Dampak lain dari brexting disebutkan oleh Dr. Kateyune Kaeni, psikolog yang mendalami maternal mental health dari Pomona Valley Medical Center, Amerika Serikat. Menurutnya, brexting membuat si ibu tidak dapat merespon pesan yang disampaikan oleh bayinya.
Padahal lewat gerak tubuh bayi, kita dapat mengamati apakah bayi masih lapar, sudah kenyang atau komunikasi lainnya. Kalau ibu sering melakukan brexting, lama-kelamaan bayi bisa merasa cemas hingga tantrum akibat sering terabaikan oleh ibunya.

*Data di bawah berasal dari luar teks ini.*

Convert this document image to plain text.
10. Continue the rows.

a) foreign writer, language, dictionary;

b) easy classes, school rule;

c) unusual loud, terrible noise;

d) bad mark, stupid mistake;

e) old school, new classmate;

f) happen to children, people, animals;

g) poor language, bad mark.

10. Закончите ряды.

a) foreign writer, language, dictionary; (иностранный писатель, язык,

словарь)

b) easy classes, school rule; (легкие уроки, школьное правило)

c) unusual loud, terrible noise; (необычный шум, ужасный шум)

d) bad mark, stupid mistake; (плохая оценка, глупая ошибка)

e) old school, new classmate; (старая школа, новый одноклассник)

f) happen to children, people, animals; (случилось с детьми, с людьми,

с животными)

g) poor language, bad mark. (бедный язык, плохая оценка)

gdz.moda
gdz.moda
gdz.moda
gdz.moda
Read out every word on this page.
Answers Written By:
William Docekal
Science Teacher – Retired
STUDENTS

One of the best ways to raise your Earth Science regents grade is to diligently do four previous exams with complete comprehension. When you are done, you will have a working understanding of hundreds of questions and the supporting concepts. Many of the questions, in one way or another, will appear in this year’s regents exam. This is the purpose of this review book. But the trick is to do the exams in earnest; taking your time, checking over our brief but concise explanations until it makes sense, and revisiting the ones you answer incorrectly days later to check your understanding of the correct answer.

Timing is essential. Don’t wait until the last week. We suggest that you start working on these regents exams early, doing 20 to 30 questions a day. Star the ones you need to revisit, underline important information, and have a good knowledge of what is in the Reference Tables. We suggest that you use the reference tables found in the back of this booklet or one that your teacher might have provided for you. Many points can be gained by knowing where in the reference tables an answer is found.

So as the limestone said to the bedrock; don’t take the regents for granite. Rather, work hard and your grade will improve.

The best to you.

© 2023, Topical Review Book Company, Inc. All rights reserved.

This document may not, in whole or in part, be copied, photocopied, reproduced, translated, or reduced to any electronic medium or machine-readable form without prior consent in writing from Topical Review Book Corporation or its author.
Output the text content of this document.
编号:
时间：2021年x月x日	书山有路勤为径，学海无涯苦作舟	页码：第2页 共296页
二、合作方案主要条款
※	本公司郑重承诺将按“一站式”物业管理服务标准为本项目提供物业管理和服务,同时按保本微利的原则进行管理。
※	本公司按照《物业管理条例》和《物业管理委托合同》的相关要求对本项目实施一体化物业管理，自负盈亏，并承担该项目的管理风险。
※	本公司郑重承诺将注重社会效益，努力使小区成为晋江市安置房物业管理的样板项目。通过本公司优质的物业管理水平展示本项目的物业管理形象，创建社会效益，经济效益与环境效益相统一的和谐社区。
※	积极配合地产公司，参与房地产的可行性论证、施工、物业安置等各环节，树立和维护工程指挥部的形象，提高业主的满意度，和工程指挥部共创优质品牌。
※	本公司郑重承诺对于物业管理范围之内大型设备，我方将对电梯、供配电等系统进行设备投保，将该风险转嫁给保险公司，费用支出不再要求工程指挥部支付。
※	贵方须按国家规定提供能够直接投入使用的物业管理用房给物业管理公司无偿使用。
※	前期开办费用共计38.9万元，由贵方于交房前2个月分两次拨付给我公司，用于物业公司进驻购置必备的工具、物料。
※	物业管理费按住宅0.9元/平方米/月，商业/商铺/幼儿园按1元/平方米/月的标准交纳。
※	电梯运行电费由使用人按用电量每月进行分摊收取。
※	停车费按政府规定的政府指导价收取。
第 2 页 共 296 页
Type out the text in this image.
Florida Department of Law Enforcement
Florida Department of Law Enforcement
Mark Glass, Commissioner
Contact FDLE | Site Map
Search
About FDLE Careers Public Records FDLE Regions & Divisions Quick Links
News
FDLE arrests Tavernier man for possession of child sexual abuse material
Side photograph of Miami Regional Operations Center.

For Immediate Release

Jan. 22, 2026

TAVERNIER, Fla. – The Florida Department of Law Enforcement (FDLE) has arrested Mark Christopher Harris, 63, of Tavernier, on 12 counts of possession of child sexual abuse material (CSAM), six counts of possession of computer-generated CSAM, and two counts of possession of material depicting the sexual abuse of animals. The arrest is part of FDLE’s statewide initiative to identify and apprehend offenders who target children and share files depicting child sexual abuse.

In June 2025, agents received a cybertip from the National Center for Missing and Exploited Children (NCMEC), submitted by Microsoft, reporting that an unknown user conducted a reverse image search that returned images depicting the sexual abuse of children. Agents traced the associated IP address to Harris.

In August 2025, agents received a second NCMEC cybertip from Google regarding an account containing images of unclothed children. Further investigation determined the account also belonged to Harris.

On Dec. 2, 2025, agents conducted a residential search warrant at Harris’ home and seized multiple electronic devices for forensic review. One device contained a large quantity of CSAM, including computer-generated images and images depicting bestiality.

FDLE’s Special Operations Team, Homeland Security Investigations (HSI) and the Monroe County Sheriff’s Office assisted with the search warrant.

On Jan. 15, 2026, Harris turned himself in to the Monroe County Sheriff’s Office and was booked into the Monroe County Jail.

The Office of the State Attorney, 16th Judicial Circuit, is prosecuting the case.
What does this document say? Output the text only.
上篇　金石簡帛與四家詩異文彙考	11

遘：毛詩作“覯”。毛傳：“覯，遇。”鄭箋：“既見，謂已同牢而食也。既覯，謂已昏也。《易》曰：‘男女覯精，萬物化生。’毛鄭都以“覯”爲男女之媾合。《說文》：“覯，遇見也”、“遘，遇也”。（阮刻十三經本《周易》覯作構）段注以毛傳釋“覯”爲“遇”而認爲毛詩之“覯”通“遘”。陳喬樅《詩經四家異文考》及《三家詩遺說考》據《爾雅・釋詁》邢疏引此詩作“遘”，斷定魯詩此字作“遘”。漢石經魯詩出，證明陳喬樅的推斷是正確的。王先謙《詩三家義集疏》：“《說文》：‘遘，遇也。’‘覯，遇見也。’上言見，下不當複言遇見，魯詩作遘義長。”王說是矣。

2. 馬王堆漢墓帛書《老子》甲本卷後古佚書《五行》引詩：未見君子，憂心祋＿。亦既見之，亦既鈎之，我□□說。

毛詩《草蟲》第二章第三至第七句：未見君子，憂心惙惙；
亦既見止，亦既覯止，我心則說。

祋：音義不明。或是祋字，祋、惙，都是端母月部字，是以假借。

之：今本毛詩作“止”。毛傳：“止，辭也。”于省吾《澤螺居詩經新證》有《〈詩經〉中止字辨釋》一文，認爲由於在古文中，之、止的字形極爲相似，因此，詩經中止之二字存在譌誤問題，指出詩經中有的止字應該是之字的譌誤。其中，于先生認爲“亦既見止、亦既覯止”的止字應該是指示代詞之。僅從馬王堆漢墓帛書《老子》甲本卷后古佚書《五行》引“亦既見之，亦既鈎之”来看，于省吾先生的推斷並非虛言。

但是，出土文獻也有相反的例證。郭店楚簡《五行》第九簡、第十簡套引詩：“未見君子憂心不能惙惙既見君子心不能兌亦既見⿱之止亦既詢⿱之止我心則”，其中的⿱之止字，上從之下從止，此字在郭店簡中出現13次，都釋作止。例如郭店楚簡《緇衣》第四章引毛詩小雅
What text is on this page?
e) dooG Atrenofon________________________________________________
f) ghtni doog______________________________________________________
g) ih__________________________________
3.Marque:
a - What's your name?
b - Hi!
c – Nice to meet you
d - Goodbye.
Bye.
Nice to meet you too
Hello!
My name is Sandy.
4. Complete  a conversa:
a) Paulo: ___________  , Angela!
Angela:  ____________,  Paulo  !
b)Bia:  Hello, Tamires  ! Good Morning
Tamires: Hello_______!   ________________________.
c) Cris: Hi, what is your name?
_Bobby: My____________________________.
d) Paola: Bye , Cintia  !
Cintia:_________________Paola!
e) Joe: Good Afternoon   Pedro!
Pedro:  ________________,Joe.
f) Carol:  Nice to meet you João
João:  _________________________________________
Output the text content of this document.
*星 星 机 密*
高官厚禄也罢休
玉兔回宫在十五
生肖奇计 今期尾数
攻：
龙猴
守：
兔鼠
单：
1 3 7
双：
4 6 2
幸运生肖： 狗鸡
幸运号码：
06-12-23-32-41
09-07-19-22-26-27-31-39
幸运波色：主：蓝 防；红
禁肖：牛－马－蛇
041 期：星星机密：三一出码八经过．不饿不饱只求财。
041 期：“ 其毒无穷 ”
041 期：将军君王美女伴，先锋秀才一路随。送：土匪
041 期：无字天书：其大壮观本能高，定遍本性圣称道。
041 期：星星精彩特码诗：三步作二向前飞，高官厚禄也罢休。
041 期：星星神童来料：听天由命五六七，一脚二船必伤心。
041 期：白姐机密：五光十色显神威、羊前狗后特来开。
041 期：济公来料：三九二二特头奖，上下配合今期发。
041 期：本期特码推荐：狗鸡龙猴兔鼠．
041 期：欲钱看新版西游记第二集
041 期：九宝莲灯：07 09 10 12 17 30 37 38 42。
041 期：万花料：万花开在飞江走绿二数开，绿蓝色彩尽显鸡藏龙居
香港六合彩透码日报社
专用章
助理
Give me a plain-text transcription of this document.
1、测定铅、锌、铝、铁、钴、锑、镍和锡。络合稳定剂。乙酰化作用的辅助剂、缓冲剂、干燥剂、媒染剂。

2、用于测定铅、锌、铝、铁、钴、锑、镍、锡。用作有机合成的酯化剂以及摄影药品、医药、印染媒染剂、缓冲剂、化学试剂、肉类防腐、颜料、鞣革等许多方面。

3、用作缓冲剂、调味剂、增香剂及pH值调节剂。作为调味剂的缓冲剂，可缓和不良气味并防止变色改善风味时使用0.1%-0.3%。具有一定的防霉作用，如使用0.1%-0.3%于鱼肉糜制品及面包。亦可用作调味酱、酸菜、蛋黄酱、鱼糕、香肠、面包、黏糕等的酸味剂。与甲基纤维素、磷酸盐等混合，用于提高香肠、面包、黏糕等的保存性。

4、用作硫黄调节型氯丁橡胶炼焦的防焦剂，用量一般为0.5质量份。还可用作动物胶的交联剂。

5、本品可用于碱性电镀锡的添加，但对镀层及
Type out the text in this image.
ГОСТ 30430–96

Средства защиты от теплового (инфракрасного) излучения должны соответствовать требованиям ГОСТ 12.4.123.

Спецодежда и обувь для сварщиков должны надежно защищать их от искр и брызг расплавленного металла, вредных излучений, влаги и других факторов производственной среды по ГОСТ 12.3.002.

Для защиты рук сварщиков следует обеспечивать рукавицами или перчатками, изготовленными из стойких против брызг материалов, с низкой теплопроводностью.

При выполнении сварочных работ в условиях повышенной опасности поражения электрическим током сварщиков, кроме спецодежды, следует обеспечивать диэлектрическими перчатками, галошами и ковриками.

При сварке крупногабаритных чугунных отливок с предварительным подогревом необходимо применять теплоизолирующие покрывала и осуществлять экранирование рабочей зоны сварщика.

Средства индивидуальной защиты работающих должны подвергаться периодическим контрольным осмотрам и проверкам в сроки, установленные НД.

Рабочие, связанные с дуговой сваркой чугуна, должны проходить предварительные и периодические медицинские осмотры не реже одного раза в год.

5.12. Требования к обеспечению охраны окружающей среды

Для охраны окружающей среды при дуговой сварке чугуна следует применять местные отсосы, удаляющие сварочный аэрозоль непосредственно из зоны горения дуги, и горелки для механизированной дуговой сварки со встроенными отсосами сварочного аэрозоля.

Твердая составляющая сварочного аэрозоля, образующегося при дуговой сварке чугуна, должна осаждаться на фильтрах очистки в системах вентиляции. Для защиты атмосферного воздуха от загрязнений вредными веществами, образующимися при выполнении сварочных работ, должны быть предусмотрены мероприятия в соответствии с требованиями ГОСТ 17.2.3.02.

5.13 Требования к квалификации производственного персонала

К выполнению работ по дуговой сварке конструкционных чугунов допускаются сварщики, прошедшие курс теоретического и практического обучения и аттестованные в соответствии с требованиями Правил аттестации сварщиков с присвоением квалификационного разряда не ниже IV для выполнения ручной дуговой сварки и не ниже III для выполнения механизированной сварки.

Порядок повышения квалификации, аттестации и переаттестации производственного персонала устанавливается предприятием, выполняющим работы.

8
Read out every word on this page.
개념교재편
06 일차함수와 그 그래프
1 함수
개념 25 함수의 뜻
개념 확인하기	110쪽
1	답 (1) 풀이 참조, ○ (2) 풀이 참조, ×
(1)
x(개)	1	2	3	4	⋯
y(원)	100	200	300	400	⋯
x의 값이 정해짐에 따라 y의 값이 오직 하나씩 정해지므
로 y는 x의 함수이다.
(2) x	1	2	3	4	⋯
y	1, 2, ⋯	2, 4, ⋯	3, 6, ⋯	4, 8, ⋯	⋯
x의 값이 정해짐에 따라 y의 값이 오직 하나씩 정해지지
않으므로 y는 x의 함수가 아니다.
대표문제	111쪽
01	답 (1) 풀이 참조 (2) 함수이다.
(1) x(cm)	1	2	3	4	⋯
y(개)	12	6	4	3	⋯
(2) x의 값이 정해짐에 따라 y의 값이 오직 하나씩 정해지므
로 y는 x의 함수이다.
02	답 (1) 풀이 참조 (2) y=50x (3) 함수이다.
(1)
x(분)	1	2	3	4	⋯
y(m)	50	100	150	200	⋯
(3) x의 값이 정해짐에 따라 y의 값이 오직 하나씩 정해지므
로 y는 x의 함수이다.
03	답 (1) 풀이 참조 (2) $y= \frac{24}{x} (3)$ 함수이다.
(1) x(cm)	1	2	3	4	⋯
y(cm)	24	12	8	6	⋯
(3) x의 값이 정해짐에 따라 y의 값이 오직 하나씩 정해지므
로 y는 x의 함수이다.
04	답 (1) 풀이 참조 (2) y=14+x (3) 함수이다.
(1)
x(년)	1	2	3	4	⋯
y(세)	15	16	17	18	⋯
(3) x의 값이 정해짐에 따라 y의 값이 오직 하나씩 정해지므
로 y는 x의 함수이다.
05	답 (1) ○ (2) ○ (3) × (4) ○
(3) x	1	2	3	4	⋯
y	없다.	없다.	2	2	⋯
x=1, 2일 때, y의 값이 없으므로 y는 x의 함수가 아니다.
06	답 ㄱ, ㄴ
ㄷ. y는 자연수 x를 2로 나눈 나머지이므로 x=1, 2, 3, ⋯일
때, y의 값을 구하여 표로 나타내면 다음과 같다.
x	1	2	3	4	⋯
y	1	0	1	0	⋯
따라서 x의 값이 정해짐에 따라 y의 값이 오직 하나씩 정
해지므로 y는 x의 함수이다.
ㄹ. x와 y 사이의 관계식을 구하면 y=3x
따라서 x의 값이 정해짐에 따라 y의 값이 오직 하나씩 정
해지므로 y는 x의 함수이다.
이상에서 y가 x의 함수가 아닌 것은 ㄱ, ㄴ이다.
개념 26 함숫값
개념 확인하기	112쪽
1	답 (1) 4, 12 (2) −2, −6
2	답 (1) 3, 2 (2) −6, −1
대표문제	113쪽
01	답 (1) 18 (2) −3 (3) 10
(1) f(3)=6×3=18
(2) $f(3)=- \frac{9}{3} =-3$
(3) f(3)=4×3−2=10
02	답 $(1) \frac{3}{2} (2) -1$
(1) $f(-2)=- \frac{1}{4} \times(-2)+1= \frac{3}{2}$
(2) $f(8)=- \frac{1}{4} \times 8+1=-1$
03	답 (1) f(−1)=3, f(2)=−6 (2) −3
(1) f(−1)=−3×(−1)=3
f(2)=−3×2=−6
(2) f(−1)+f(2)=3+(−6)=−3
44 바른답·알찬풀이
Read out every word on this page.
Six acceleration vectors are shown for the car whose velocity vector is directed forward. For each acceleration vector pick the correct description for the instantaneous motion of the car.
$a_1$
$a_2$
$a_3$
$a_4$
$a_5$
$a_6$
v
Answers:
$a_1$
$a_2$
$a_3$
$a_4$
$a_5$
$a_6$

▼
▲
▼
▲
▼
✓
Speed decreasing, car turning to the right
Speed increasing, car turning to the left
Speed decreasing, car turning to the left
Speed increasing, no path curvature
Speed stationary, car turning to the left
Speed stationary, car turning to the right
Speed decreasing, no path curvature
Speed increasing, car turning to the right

Ancaman Radiasi dari Kebiasaan Brexting
Menyusui sambil bermain telepon genggam juga membuat si kecil terancam paparan radiasi dari handphone. Dampak radiasi tentunya tidak baik bagi perkembangan otak dan sistem saraf bayi yang sedang dibangun.
Menurut Dr. Leonardo Trasande dari NYU School of Medicine, radiasi dari gadget menyebabkan komunikasi antara sel saraf satu dengan lainnya tidak berjalan baik. Efeknya juga menimbulkan gangguan pengiriman sinyal antar sel saraf. Dalam jangka panjang, pembacaan sinyal listrik di otak akan terganggu dan tentu berpengaruh terhadap kehidupan anak ke depannya.
Padahal di usia 0-2 tahun, otak anak-anak berkembang dengan maksimal hingga 80% dari ukuran dewasa. Jadi perlu banyak distimulasi dan dihindarkan dari faktor yang beresiko mengganggu perkembangannya, seperti radiasi handphone.
Sisihkan Gadget, Nikmati Waktu Bareng Si Kecil
Dokter Ratih mengakui kalau saat ini setiap orang sulit terlepas dari gadgetnya. Apalagi kalau si ibu bekerja atau harus menggunakan handphone di saat penting. Menyusui sambil memegang gadget pun jadi tidak terhindarkan.
“Sebenarnya fleksibel, enggak harus saklek juga untuk lepas dari handphone apalagi kalau ibunya harus multitasking. Tapi usahakan untuk tetap bonding,” tegas dokter Ratih. “Kalaupun merasa ngantuk saat menyusui, jangan beralih ke handphone untuk tetap melek. Lebih baik simpan handphone, terus tidur sebentar sama bayi jadi bisa sekalian bonding,” tambahnya.
Konselor laktasi ini juga menyarankan agar tiap ibu memahami kode dari bayinya. Ketika ibu melakukan brexting, kemudian si kecil merengek, itu tandanya dia mulai butuh perhatian. Saat seperti itu, jadikan bayi kita sebagai fokus yang utama.
Solusi lain terkait brexting diberikan oleh Jodilyn Ewen dari Essential Birth and Family Center di Seattle, Amerika Serikat. Saat bayi kita terjaga untuk menyusu, sempatkan setidaknya 3-5 menit untuk melihat mata si kecil dan mengajaknya ngobrol tentang berbagai hal.
Kalau si kecil mulai terlelap, sampaikan kalau kamu akan menyusuinya sambil mengerjakan hal lain (yang melibatkan gadget). Sama seperti orang dewasa, bayi akan mengerti kok kalau kita berkomunikasi secara baik dengan mereka.
Satu hal yang perlu diingat, bahwa menyusui tidak hanya sekedar memberi susu. Tapi juga cara kita mencurahkan rasa sayang pada si kecil. Tentu Ibu tidak ingin melewatkan momen berharga ini bukan?